Simple effect tests on the critical temporal order × congruence interaction indicated that, although the congruency effect was much greater in the following than preceding condition, congruent shapes were nonetheless more visible than incongruent shapes in both conditions: [F_(1,14) = 234.70] and [F_(1,14) = 15.08, p = 0.0017], respectively.

Additional comparisons tested whether target visibility in the preceding and following shape conditions was improved or impaired relative to the target presented alone. The asterisks in Figure 2 indicate which of these comparisons were significant, based on a Bonferroni-adjusted family wise alpha of p < 0.05. With no mask, only the two incongruent conditions resulted in significant reductions in visibility, preceding [F_(1,14) = 16.53, p = 0.0012] and following [F_(1,14) = 190.86, p < 0.0001]. When the mask was present only the following incongruent condition showed a significant visibility reduction [F_(1,14) = 21.15, p = 0.0004].

Discussion

These results establish an important baseline for us to explore how prediction and postdiction combine in their influence when a target is seen in the context of a larger motion sequence. In summary, the results show that shape congruence in a motion sequence plays a critical role in influencing the visibility of a target shape, such that when the shapes are congruent, visibility is similar to when the same target is presented briefly in isolation. However, when the shapes are incongruent there is a serious reduction in visibility, with this reduction being much greater for an incongruent shape that follows the target (postdiction based on the incongruent shape impairs visibility) than for an incongruent shape that precedes it (prediction based on an incongruent shape has little consequence).
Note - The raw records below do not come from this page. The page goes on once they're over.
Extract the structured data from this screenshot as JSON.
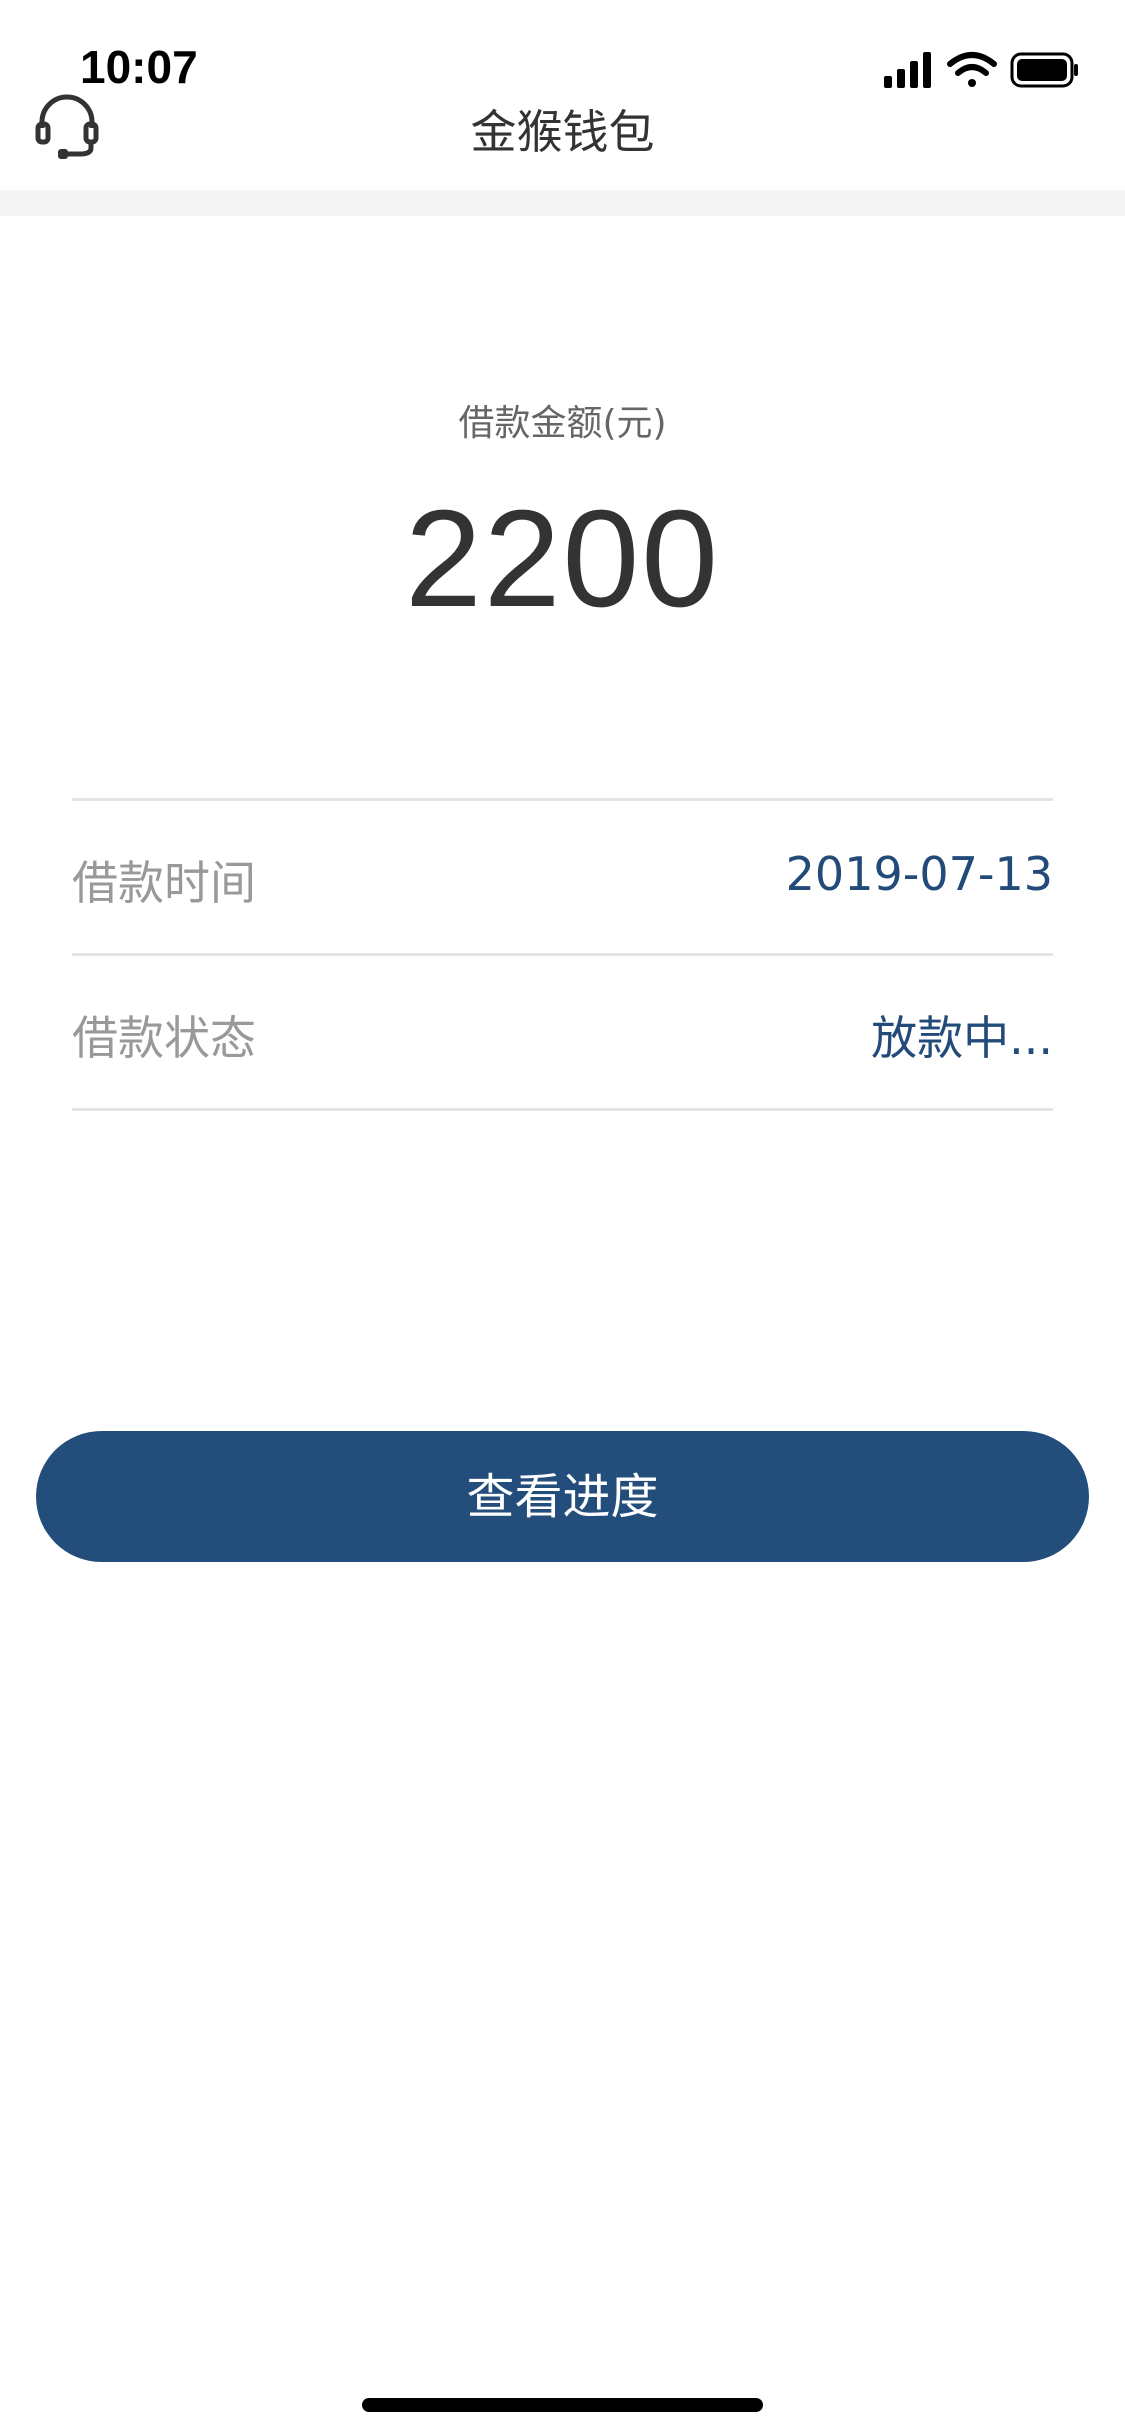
{
  "status_bar": {
    "time": "10:07"
  },
  "nav": {
    "title": "金猴钱包",
    "left_icon": "headset-icon"
  },
  "loan": {
    "amount_label": "借款金额(元)",
    "amount": "2200"
  },
  "info_rows": [
    {
      "label": "借款时间",
      "value": "2019-07-13"
    },
    {
      "label": "借款状态",
      "value": "放款中..."
    }
  ],
  "actions": {
    "view_progress": "查看进度"
  },
  "colors": {
    "primary": "#234e7c",
    "value_text": "#234b7a",
    "label_text": "#999999"
  }
}
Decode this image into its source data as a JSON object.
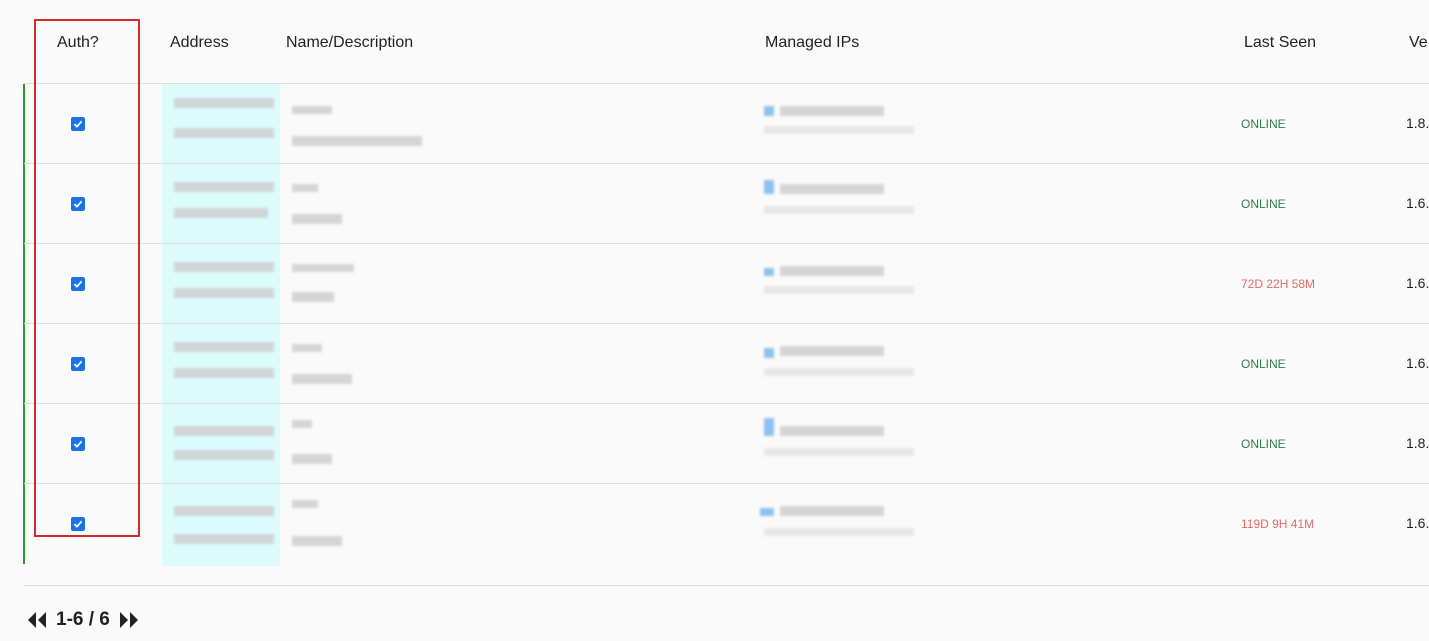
{
  "table": {
    "headers": {
      "auth": "Auth?",
      "address": "Address",
      "name": "Name/Description",
      "managed_ips": "Managed IPs",
      "last_seen": "Last Seen",
      "version": "Ve"
    },
    "rows": [
      {
        "authorized": true,
        "last_seen": "ONLINE",
        "status": "online",
        "version": "1.8."
      },
      {
        "authorized": true,
        "last_seen": "ONLINE",
        "status": "online",
        "version": "1.6."
      },
      {
        "authorized": true,
        "last_seen": "72D 22H 58M",
        "status": "offline",
        "version": "1.6."
      },
      {
        "authorized": true,
        "last_seen": "ONLINE",
        "status": "online",
        "version": "1.6."
      },
      {
        "authorized": true,
        "last_seen": "ONLINE",
        "status": "online",
        "version": "1.8."
      },
      {
        "authorized": true,
        "last_seen": "119D 9H 41M",
        "status": "offline",
        "version": "1.6."
      }
    ]
  },
  "pagination": {
    "range_label": "1-6 / 6",
    "prev_icon": "double-left-icon",
    "next_icon": "double-right-icon"
  },
  "colors": {
    "checkbox": "#1a73e8",
    "online": "#2e7d4f",
    "offline": "#e06b6b",
    "accent_bar": "#2a9a2a",
    "highlight": "#d42a2a"
  }
}
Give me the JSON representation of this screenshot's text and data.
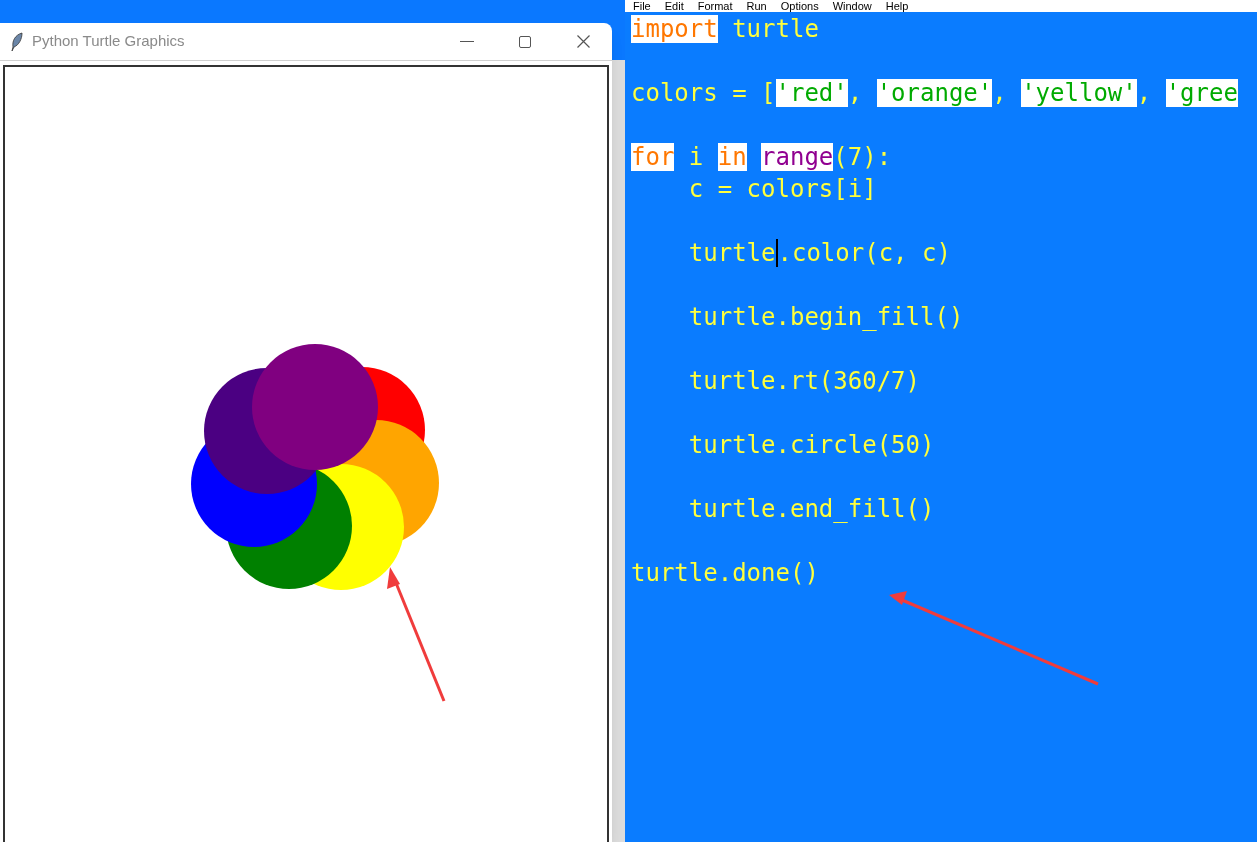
{
  "turtle_window": {
    "title": "Python Turtle Graphics"
  },
  "editor": {
    "menu": [
      "File",
      "Edit",
      "Format",
      "Run",
      "Options",
      "Window",
      "Help"
    ],
    "lines": [
      {
        "blank_before": false,
        "tokens": [
          {
            "kind": "keyword",
            "text": "import"
          },
          {
            "kind": "plain",
            "text": " turtle"
          }
        ]
      },
      {
        "blank_before": true,
        "tokens": [
          {
            "kind": "plain",
            "text": "colors = ["
          },
          {
            "kind": "string",
            "text": "'red'"
          },
          {
            "kind": "plain",
            "text": ", "
          },
          {
            "kind": "string",
            "text": "'orange'"
          },
          {
            "kind": "plain",
            "text": ", "
          },
          {
            "kind": "string",
            "text": "'yellow'"
          },
          {
            "kind": "plain",
            "text": ", "
          },
          {
            "kind": "string",
            "text": "'gree"
          }
        ]
      },
      {
        "blank_before": true,
        "tokens": [
          {
            "kind": "keyword",
            "text": "for"
          },
          {
            "kind": "plain",
            "text": " i "
          },
          {
            "kind": "keyword",
            "text": "in"
          },
          {
            "kind": "builtin",
            "text": "range",
            "space_before": true
          },
          {
            "kind": "plain",
            "text": "(7):"
          }
        ]
      },
      {
        "blank_before": false,
        "tokens": [
          {
            "kind": "plain",
            "text": "    c = colors[i]"
          }
        ]
      },
      {
        "blank_before": true,
        "tokens": [
          {
            "kind": "plain",
            "text": "    turtle"
          },
          {
            "kind": "cursor"
          },
          {
            "kind": "plain",
            "text": ".color(c, c)"
          }
        ]
      },
      {
        "blank_before": true,
        "tokens": [
          {
            "kind": "plain",
            "text": "    turtle.begin_fill()"
          }
        ]
      },
      {
        "blank_before": true,
        "tokens": [
          {
            "kind": "plain",
            "text": "    turtle.rt(360/7)"
          }
        ]
      },
      {
        "blank_before": true,
        "tokens": [
          {
            "kind": "plain",
            "text": "    turtle.circle(50)"
          }
        ]
      },
      {
        "blank_before": true,
        "tokens": [
          {
            "kind": "plain",
            "text": "    turtle.end_fill()"
          }
        ]
      },
      {
        "blank_before": true,
        "tokens": [
          {
            "kind": "plain",
            "text": "turtle.done()"
          }
        ]
      }
    ]
  }
}
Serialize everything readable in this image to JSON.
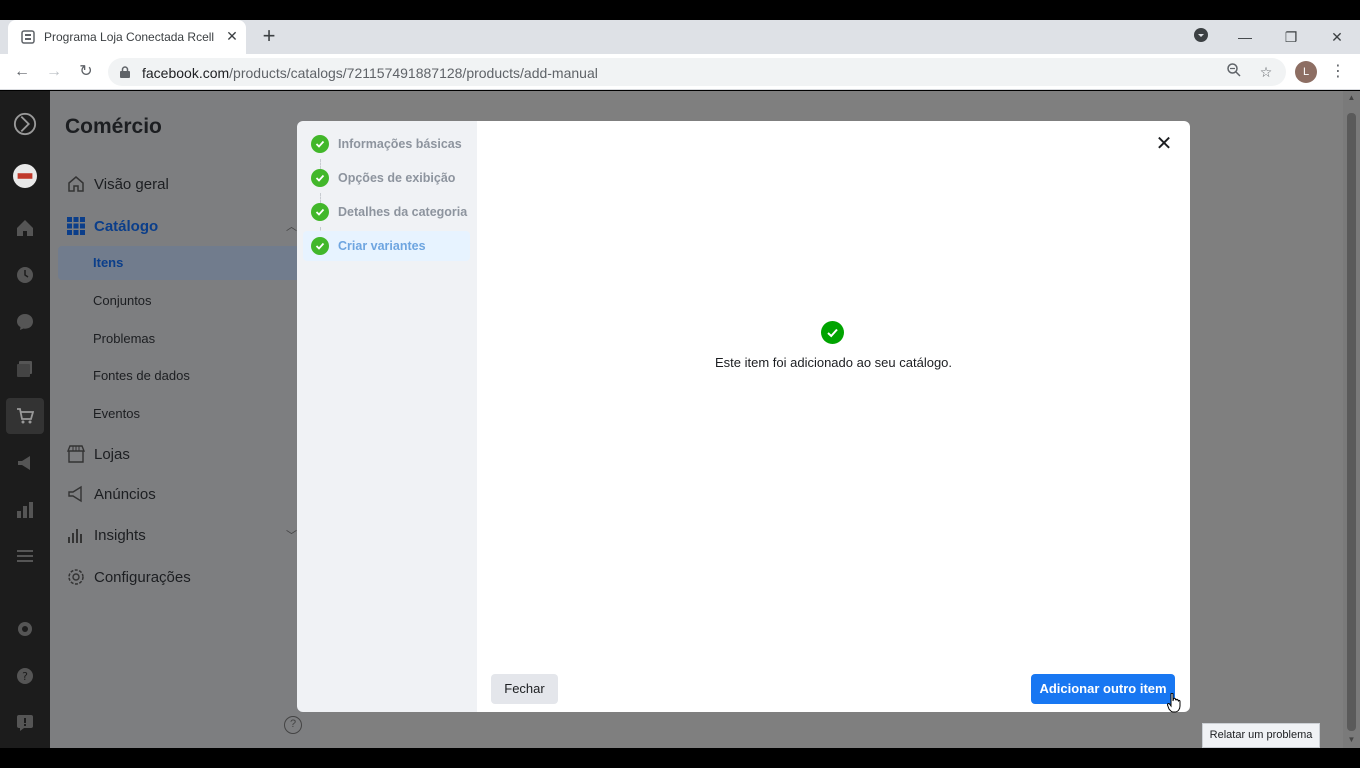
{
  "browser": {
    "tab_title": "Programa Loja Conectada Rcell",
    "url_host": "facebook.com",
    "url_path": "/products/catalogs/721157491887128/products/add-manual",
    "profile_initial": "L"
  },
  "sidebar": {
    "title": "Comércio",
    "items": {
      "overview": "Visão geral",
      "catalog": "Catálogo",
      "items": "Itens",
      "sets": "Conjuntos",
      "problems": "Problemas",
      "data_sources": "Fontes de dados",
      "events": "Eventos",
      "stores": "Lojas",
      "ads": "Anúncios",
      "insights": "Insights",
      "settings": "Configurações"
    },
    "help": "?"
  },
  "modal": {
    "steps": [
      {
        "label": "Informações básicas"
      },
      {
        "label": "Opções de exibição"
      },
      {
        "label": "Detalhes da categoria"
      },
      {
        "label": "Criar variantes"
      }
    ],
    "success_message": "Este item foi adicionado ao seu catálogo.",
    "close_button": "Fechar",
    "add_button": "Adicionar outro item"
  },
  "report_button": "Relatar um problema",
  "colors": {
    "primary": "#1877f2",
    "success": "#00a400",
    "step_check": "#42b72a"
  }
}
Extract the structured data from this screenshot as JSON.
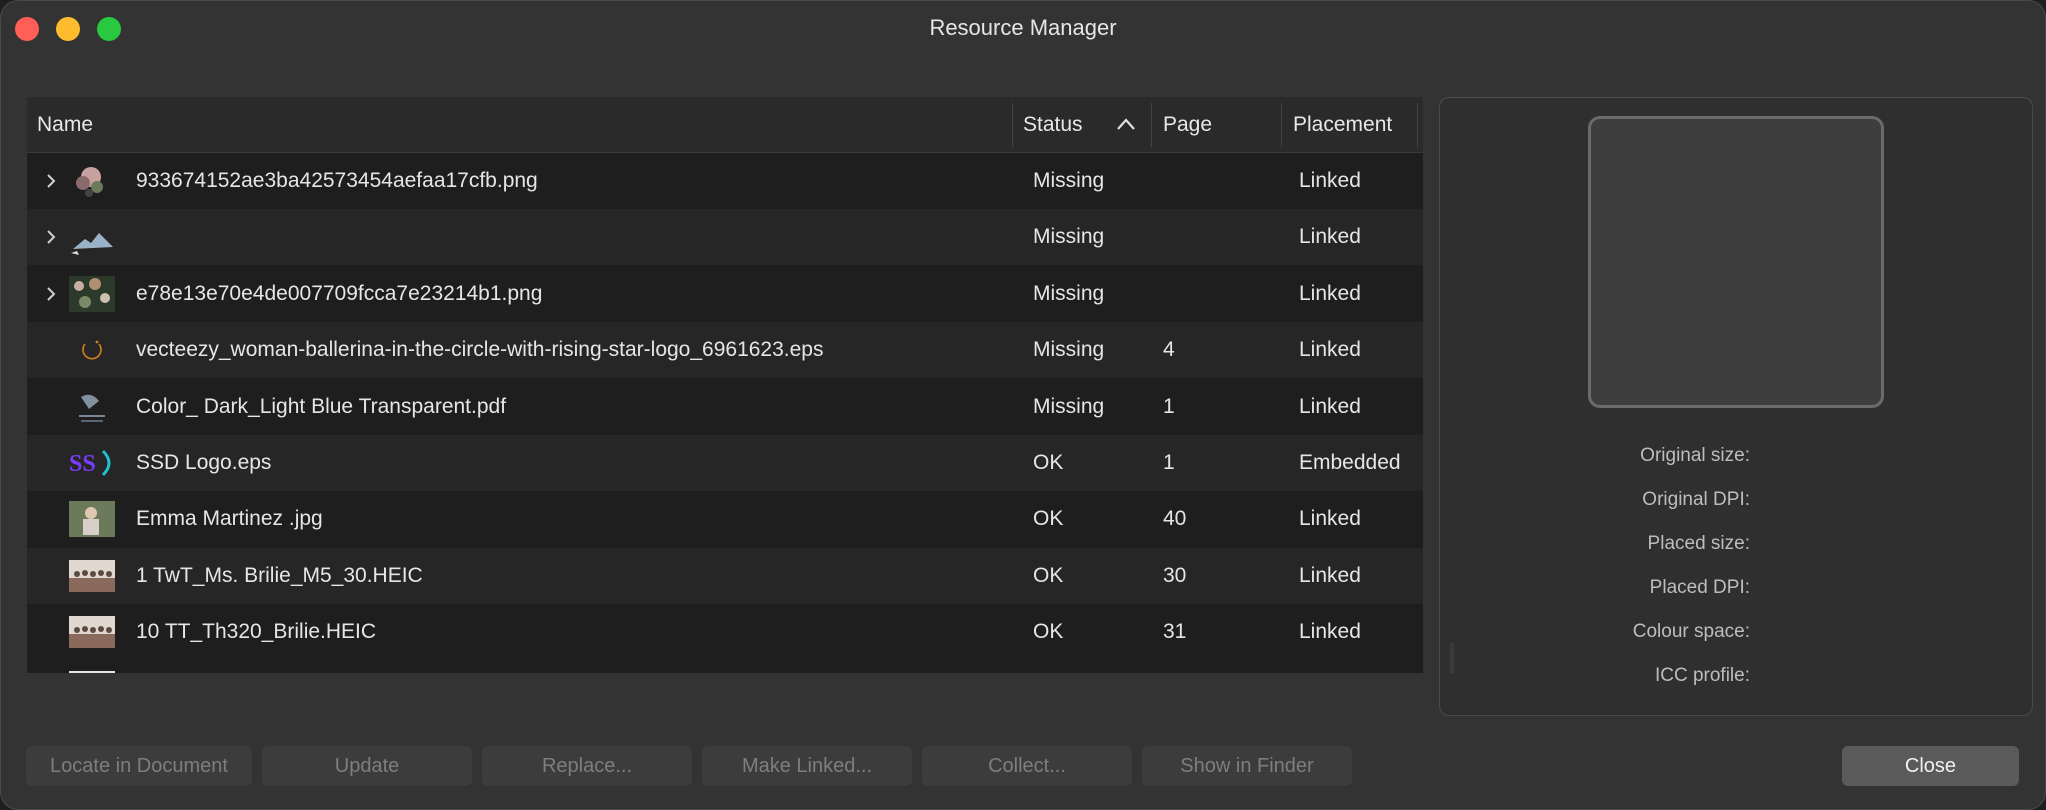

These results are broadly consistent with previous reports of motion masking (Yantis and Nakama, 1998; Schwiedrzik et al., 2007; Hogendoorn et al., 2008), in that placing a target in a motion sequence can be detrimental to its visibility under some conditions (e.g., when following shapes are incongruent). These results are also consistent with previous reports that backward masking of shape is generally more detrimental to visibility than forward masking (Breitmeyer and Ogmen, 2006). Finally, they are consistent with object updating theory (Enns et al., 2009), which proposes that human vision is biased to process a spatio-temporal sequence of stimuli as the same object translating in space-time. To the extent that this bias is supported by a spatio-temporally consistent motion display (here the congruent condition), the visibility of a target shape in an apparent motion sequence is not impaired.

Experiment 2: Visibility in an Apparent Motion Sequence

In this experiment we measured the visibility of a target shape in a three-frame apparent motion sequence, while varying whether the preceding and following shapes were congruent or incongruent with the overall motion trajectory. By comparing these data with those in Experiment 1, we were able to gage the extent to which congruency in the two contextual shapes made additive or synergistic contributions to target visibility.